Is there a better way of moving elements in a vector

Question

I have a std::vector of elements and would like to move an element to a specified position. I already have a solution, but I'm courious, if there is a better way to do so.

Let'ts assume I'd like to move the last element to the index pos;

I could do a

auto posToInsert = vecElements.begin();
std::advance(posToInsert, pos);
vecElements.insert(posToInsert, *m_vecRows.rbegin());
vecElements.erase(m_vecRows.rbegin());

but this will reallocate memory.

Sadly a

std::move(vecElements.rbegin(), vecElements.rbegin(), posToInsert);

doesn't do the trick.

My current solution does some swaps, but no new memory allocation

auto newElement = vecElements.rbegin();
for (auto currentPos = vecElements.size()-1; currentPos != pos; --currentPos)
    newElement->swap(*(newElement + 1)); // reverseIterator +1 = element before

To clarify it, because @NathanOliver asked ... the remaining ordering of the vector should be preserved.

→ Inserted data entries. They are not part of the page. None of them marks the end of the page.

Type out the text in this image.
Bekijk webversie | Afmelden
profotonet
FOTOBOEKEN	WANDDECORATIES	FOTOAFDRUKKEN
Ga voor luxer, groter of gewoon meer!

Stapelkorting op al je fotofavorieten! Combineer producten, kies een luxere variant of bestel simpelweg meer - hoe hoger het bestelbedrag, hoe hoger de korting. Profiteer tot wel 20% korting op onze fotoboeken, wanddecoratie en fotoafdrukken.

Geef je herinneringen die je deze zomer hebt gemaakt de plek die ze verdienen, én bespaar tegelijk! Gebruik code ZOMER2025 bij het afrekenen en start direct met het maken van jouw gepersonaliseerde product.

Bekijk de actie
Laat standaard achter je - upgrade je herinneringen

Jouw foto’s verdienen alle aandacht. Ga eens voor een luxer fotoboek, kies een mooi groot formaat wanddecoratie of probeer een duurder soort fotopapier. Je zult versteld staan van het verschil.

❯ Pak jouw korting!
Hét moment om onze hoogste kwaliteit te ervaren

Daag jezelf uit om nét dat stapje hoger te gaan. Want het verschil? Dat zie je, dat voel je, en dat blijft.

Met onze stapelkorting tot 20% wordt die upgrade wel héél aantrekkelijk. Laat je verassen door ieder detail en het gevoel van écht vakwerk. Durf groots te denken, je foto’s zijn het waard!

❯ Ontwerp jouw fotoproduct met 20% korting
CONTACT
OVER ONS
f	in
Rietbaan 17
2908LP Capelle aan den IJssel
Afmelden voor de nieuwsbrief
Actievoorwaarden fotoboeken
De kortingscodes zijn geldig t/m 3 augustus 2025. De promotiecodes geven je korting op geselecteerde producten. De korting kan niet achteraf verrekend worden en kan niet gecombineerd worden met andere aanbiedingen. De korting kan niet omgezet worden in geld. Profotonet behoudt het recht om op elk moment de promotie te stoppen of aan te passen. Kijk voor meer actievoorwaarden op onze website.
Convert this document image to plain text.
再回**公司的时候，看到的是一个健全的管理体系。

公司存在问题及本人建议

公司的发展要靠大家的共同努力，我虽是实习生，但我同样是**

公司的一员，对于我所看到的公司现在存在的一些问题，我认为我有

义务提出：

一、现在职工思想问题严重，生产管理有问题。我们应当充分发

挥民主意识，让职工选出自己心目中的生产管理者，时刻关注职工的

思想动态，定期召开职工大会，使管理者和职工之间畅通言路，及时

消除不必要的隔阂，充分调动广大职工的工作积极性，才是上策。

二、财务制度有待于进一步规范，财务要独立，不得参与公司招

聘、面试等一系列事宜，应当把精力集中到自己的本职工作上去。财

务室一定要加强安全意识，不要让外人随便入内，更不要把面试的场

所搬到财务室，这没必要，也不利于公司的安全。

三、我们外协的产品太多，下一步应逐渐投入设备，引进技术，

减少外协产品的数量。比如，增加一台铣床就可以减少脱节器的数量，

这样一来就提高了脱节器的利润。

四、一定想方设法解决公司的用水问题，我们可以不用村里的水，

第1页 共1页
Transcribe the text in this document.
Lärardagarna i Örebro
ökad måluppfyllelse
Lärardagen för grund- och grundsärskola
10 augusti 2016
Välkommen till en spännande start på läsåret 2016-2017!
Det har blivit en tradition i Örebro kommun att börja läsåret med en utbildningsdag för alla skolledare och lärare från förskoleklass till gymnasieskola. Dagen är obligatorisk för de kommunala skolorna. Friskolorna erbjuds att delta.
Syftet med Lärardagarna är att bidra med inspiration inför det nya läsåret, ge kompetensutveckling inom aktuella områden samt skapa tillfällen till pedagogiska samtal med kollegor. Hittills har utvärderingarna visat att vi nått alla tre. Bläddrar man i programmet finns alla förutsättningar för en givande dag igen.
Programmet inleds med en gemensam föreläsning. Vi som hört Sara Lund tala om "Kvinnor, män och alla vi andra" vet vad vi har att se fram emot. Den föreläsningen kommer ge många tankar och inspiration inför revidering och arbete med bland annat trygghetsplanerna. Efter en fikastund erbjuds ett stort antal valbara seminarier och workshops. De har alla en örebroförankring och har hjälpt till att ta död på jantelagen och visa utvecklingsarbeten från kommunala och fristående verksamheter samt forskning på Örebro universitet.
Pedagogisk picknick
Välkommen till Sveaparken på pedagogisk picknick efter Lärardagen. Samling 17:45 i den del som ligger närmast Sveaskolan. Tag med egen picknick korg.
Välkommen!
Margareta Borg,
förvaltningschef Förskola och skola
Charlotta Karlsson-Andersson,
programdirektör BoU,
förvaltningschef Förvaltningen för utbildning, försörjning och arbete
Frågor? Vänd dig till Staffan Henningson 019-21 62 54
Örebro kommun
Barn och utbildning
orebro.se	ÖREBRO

Is there a better way of doing it?

Answer 1

You could use std::rotate:

#include <algorithm>
#include <vector>
#include <iostream>

int main()
{
    std::vector<int> values{1, 2, 3, 4, 5};
    std::rotate(values.begin()+2, values.end()-1, values.end());
    for(int i: values)
        std::cout << i << " ";
    std::cout << "\n";
}

try it

Outputs: 1 2 5 3 4

You can probably adjust the iterators used if you need to move an element that isn't at the end.

Answer 2

Move the element out of the vector, erase the element, then insert. This is guaranteed to not reallocate as that only happens when size() > capcity() and that can't happen here because erasing first guarantees that size() <= capcity() - 1

In the case of moving the last element, that would look like

auto temp = std::move(vecElements.back())
vecElements.erase(vecElements.rbegin());
vecElements.insert(posToInsert, std::move(temp));

So, this cost you two moves and no reallocation.